1. This paper proposes a novel approach called MARS to detect brain class/method code smell.
2. MARS improves the gradient degradation by employing an improved residual network and increases the weight value of important code metrics to label smelly samples with a metric–attention mechanism.
3. A dataset called BrainCode is generated from 20 real-world applications and MARS is evaluated on it, showing an average accuracy of 2.01% higher than existing approaches.

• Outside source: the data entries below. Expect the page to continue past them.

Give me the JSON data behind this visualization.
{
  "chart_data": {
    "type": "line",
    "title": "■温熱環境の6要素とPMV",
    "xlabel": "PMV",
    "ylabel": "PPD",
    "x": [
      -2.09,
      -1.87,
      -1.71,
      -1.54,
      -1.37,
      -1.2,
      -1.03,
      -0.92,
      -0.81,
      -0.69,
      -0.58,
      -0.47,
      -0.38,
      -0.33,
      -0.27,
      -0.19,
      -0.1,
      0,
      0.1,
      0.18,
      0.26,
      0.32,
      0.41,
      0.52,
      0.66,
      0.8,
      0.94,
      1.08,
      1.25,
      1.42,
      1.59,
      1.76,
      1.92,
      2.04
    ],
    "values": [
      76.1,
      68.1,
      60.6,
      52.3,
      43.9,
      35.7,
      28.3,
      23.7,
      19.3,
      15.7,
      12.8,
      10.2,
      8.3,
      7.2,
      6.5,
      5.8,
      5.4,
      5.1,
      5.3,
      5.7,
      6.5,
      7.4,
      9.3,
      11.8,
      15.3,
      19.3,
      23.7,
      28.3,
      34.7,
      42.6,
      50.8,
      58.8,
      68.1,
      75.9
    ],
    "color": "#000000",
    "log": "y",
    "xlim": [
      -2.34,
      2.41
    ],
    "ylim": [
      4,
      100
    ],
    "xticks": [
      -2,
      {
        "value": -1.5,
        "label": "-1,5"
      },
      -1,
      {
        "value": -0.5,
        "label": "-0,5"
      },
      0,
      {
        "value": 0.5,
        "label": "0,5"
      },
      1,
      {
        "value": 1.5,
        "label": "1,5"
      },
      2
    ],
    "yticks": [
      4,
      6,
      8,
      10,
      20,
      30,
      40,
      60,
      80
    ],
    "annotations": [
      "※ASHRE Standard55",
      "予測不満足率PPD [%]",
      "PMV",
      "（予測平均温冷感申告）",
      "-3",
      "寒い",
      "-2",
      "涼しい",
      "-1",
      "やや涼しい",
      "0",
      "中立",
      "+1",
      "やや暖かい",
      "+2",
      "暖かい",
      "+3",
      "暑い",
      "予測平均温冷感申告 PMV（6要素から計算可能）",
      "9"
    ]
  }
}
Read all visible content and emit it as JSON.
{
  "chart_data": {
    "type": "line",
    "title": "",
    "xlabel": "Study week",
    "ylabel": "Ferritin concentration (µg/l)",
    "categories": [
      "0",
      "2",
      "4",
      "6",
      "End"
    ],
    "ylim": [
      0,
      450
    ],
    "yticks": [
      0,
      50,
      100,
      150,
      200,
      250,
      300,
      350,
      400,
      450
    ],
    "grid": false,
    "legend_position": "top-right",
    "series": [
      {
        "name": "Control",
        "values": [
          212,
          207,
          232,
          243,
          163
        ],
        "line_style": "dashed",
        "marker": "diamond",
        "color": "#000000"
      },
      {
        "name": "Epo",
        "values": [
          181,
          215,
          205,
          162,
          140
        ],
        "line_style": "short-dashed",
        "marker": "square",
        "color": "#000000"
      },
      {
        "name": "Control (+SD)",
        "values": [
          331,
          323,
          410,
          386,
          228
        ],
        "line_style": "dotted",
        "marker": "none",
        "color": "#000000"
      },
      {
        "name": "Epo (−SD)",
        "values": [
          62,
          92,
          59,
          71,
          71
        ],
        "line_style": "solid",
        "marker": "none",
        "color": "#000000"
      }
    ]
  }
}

The article “MARS: Detecting brain class/method code smell based on metric–attention mechanism and residual network” by Zhang et al., published in the Journal of Software: Evolution and Process, is generally reliable and trustworthy. The authors provide a detailed description of their proposed approach, MARS, which uses an improved residual network to improve gradient degradation and a metric–attention mechanism to increase the weight value of important code metrics for labeling smelly samples. They also present a dataset called BrainCode that was generated from 20 real-world applications, which was used to evaluate MARS against existing approaches. The results show that MARS has an average accuracy of 2.01% higher than existing approaches, thus improving state-of-the-art performance in detecting brain class/method code smell.
The article does not appear to have any major biases or one-sided reporting; all claims are supported by evidence provided in the form of experiments conducted on the BrainCode dataset as well as comparisons with existing approaches. Furthermore, no counterarguments or unexplored points are presented in the article; however, this could be due to space constraints or because there were no other relevant points to consider when discussing this topic. Additionally, there does not appear to be any promotional content or partiality in the article; all claims are made objectively and without bias towards any particular approach or method. Finally, possible risks associated with using MARS are noted in the article; however, these risks are minor and do not significantly detract from its overall reliability and trustworthiness.